Small Molecule Discovery
The whole concept of flow cytometry is quite simple, observed Larry Sklar, Ph.D, principle investigator at the University of New Mexico Center for Molecular Discovery, who explained that “when people run flow cytometers, one sample is one file.
“Generally, flow cytometry doesn’t do high throughput—doesn’t do many samples very well, very quickly—so we created a platform to solve that problem. Our technology is high-throughput flow cytometry, which is intrinsically high content because you can make many measurements simultaneously.”
Eric Prossnitz, Ph.D., professor of cell biology and physiology at the University of New Mexico, spoke extensively about the HyperCyt flow cytometry platform for high-content high-throughput small molecule discovery. “The platform is evolving for 1,536-well plates and direct sample delivery. Recently, we demonstrated HTS applications with primary cells and yeast multiplex model systems for TOR pathway analysis, as well as innovative molecular assays for intracellular trafficking pathways.”
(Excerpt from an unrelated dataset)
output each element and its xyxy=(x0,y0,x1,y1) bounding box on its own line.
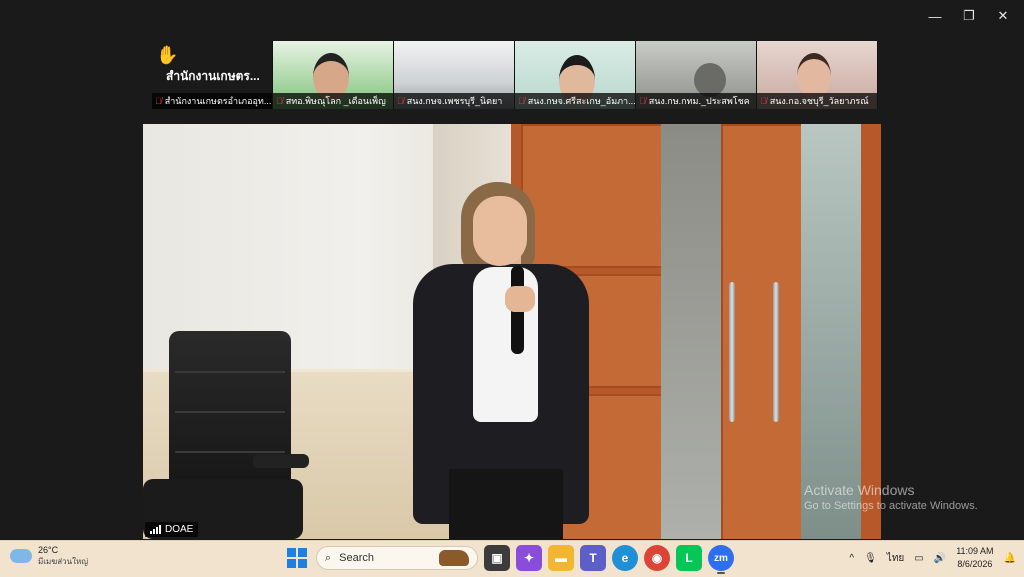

The platform can be used to make molecular measurements using assemblies of protein-protein or protein-small molecule interactions on particles. “This is a unique technology that is still in development. One of the challenges we have is keeping up with the sheer throughput of the technologies that are already well established. We can work with complex cell suspensions, bacteria, and yeast in suspension. We can look at, not just high content, but also multiple processes and multiple targets simultaneously, because of the way flow cytometry can color code samples and analyses.”
Dr. Prossnitz seeks molecules that can regulate physiological processes. “Fundamentally, we are interested in understanding complex interactions between estrogen and its multiple receptors. Until a few years ago, there were two known receptors and it was thought that all interactions were mediated by those two receptors. It’s been somewhat challenging to make headway in this space.”
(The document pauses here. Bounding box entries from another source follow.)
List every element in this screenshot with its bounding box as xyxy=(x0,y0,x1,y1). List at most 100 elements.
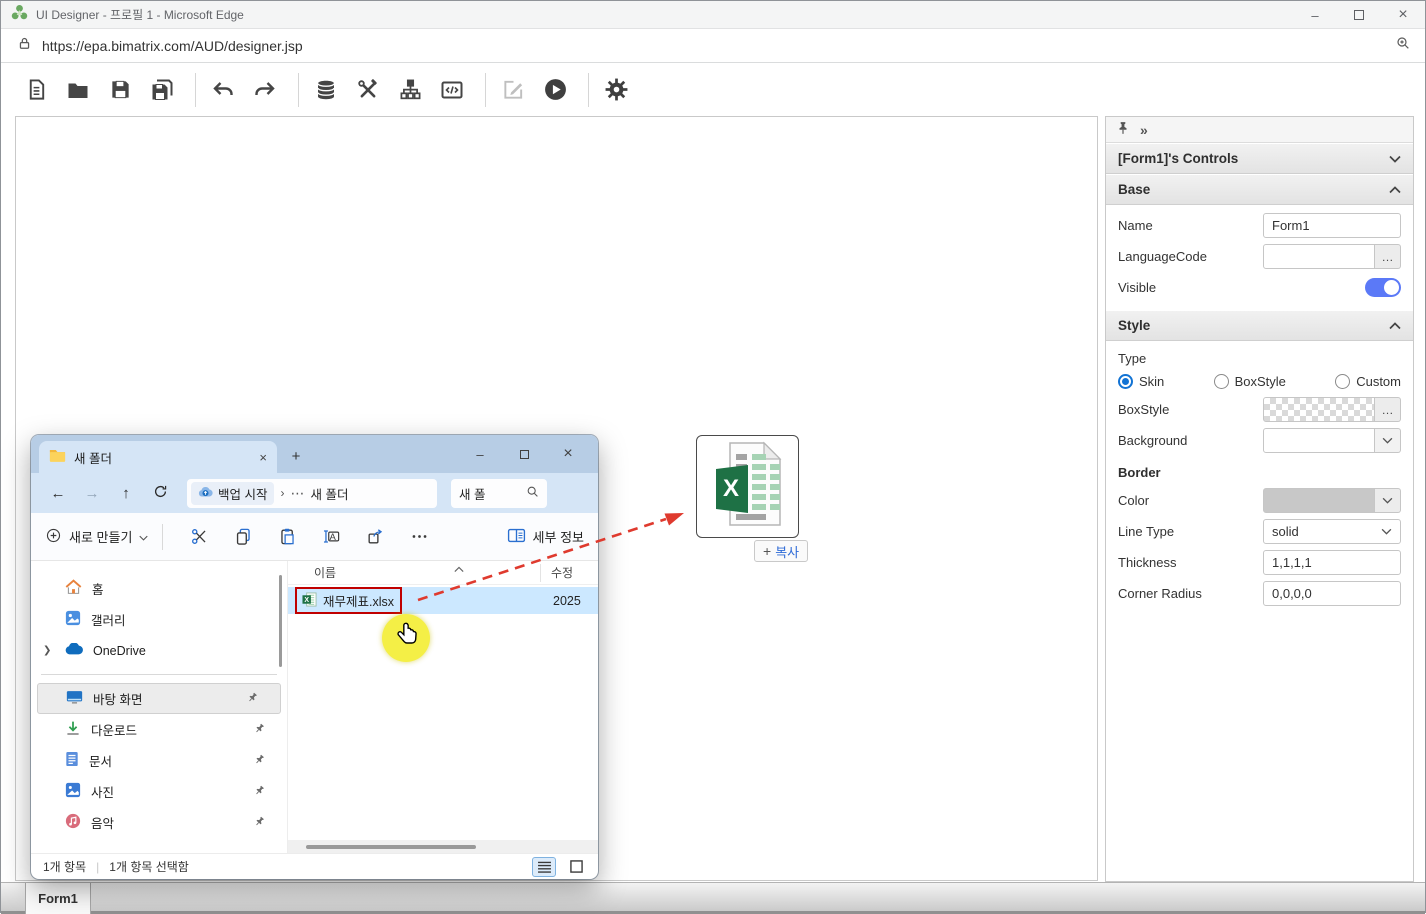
details-button[interactable]: 세부 정보 xyxy=(507,527,584,547)
line-type-select[interactable]: solid xyxy=(1263,519,1401,544)
command-separator xyxy=(162,524,163,550)
type-label: Type xyxy=(1106,341,1413,368)
paste-button[interactable] xyxy=(265,527,309,546)
database-button[interactable] xyxy=(313,77,339,103)
sidebar-item-downloads[interactable]: 다운로드 xyxy=(31,714,287,745)
section-style-header[interactable]: Style xyxy=(1106,310,1413,341)
horizontal-scrollbar-thumb[interactable] xyxy=(306,845,476,849)
toolbar-separator xyxy=(485,73,486,107)
forward-button[interactable]: → xyxy=(77,485,107,502)
radio-skin[interactable]: Skin xyxy=(1118,374,1164,389)
section-base-header[interactable]: Base xyxy=(1106,174,1413,205)
controls-header[interactable]: [Form1]'s Controls xyxy=(1106,143,1413,174)
svg-text:X: X xyxy=(722,475,738,502)
sidebar-item-label: 음악 xyxy=(91,813,114,832)
address-bar[interactable]: 백업 시작 › ⋯ 새 폴더 xyxy=(187,479,437,508)
up-button[interactable]: ↑ xyxy=(111,485,141,502)
corner-radius-field[interactable] xyxy=(1263,581,1401,606)
list-view-button[interactable] xyxy=(532,857,556,877)
name-field[interactable] xyxy=(1263,213,1401,238)
sidebar-item-desktop[interactable]: 바탕 화면 xyxy=(37,683,281,714)
sidebar-item-pictures[interactable]: 사진 xyxy=(31,776,287,807)
search-box[interactable] xyxy=(451,479,547,508)
languagecode-field[interactable] xyxy=(1263,244,1375,269)
collapse-panel-icon[interactable]: » xyxy=(1140,122,1148,138)
thickness-field[interactable] xyxy=(1263,550,1401,575)
save-button[interactable] xyxy=(107,77,133,103)
breadcrumb-root[interactable]: 백업 시작 xyxy=(191,482,274,505)
boxstyle-browse-button[interactable]: … xyxy=(1375,397,1401,422)
visible-toggle[interactable] xyxy=(1365,278,1401,297)
sidebar-item-onedrive[interactable]: ❯ OneDrive xyxy=(31,635,287,666)
sidebar-scrollbar[interactable] xyxy=(279,575,282,667)
new-tab-button[interactable]: + xyxy=(283,443,309,469)
explorer-minimize-button[interactable]: – xyxy=(458,435,502,473)
sidebar-item-home[interactable]: 홈 xyxy=(31,573,287,604)
new-file-button[interactable] xyxy=(23,77,49,103)
icon-view-button[interactable] xyxy=(564,857,588,877)
explorer-close-button[interactable]: × xyxy=(546,435,590,473)
border-color-swatch[interactable] xyxy=(1263,488,1375,513)
url-text[interactable]: https://epa.bimatrix.com/AUD/designer.js… xyxy=(42,38,303,54)
refresh-button[interactable] xyxy=(145,484,175,503)
explorer-command-bar: 새로 만들기 A 세부 정보 xyxy=(31,513,598,561)
background-swatch[interactable] xyxy=(1263,428,1375,453)
redo-button[interactable] xyxy=(252,77,278,103)
horizontal-scrollbar[interactable] xyxy=(288,840,598,853)
excel-drop-preview[interactable]: X xyxy=(696,435,799,538)
border-color-dropdown-button[interactable] xyxy=(1375,488,1401,513)
languagecode-browse-button[interactable]: … xyxy=(1375,244,1401,269)
maximize-button[interactable] xyxy=(1337,1,1381,29)
copy-button[interactable] xyxy=(221,527,265,546)
name-label: Name xyxy=(1118,218,1153,233)
sidebar-item-label: 갤러리 xyxy=(91,610,126,629)
run-button[interactable] xyxy=(542,77,568,103)
explorer-tab[interactable]: 새 폴더 × xyxy=(39,441,277,473)
close-button[interactable]: × xyxy=(1381,1,1425,29)
share-button[interactable] xyxy=(353,527,397,546)
pin-icon[interactable] xyxy=(1116,121,1130,138)
boxstyle-swatch[interactable] xyxy=(1263,397,1375,422)
status-separator: | xyxy=(96,860,99,874)
boxstyle-label: BoxStyle xyxy=(1118,402,1169,417)
sidebar-item-documents[interactable]: 문서 xyxy=(31,745,287,776)
undo-button[interactable] xyxy=(210,77,236,103)
breadcrumb-current[interactable]: 새 폴더 xyxy=(310,484,348,503)
minimize-button[interactable]: – xyxy=(1293,1,1337,29)
code-button[interactable] xyxy=(439,77,465,103)
sidebar-item-gallery[interactable]: 갤러리 xyxy=(31,604,287,635)
back-button[interactable]: ← xyxy=(43,485,73,502)
form-tab-bar: Form1 xyxy=(1,882,1425,914)
background-dropdown-button[interactable] xyxy=(1375,428,1401,453)
column-modified[interactable]: 수정 xyxy=(551,564,573,581)
radio-custom-label: Custom xyxy=(1356,374,1401,389)
column-name[interactable]: 이름 xyxy=(288,564,336,581)
zoom-in-icon[interactable] xyxy=(1395,35,1411,56)
tab-form1[interactable]: Form1 xyxy=(25,883,91,914)
sidebar-item-label: 홈 xyxy=(92,579,104,598)
settings-button[interactable] xyxy=(603,77,629,103)
border-color-label: Color xyxy=(1118,493,1149,508)
radio-custom[interactable]: Custom xyxy=(1335,374,1401,389)
pictures-icon xyxy=(65,782,81,801)
search-input[interactable] xyxy=(459,486,519,500)
expand-chevron-icon[interactable]: ❯ xyxy=(43,645,51,656)
more-button[interactable] xyxy=(397,527,441,546)
column-divider[interactable] xyxy=(540,564,541,582)
sidebar-item-music[interactable]: 음악 xyxy=(31,807,287,838)
toggle-knob xyxy=(1384,280,1399,295)
plus-icon: + xyxy=(763,543,771,559)
hierarchy-button[interactable] xyxy=(397,77,423,103)
edit-button[interactable] xyxy=(500,77,526,103)
radio-boxstyle[interactable]: BoxStyle xyxy=(1214,374,1286,389)
save-all-button[interactable] xyxy=(149,77,175,103)
tools-button[interactable] xyxy=(355,77,381,103)
file-row[interactable]: X 재무제표.xlsx 2025 xyxy=(288,587,598,614)
new-item-button[interactable]: 새로 만들기 xyxy=(45,527,148,547)
explorer-maximize-button[interactable] xyxy=(502,435,546,473)
rename-button[interactable]: A xyxy=(309,527,353,546)
cut-button[interactable] xyxy=(177,527,221,546)
open-folder-button[interactable] xyxy=(65,77,91,103)
tab-close-icon[interactable]: × xyxy=(259,450,267,465)
breadcrumb-ellipsis[interactable]: ⋯ xyxy=(290,485,304,502)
“Fortunately, we isolated a compound that selectively activates the new receptor GPR30, which was published in 2006. Since then, over 30 or so publications have used this probe to ask questions in almost all areas of physiology and biology; without this probe, it would have been far more difficult to ask these questions.”
Dr. Sklar noted that the flow cytometry platform is well suited to fill a unique niche in small molecule identification for cell and molecular assays in suspension, especially in complex cell suspensions for primary cells, hematopoietic stem cells, and leukemia.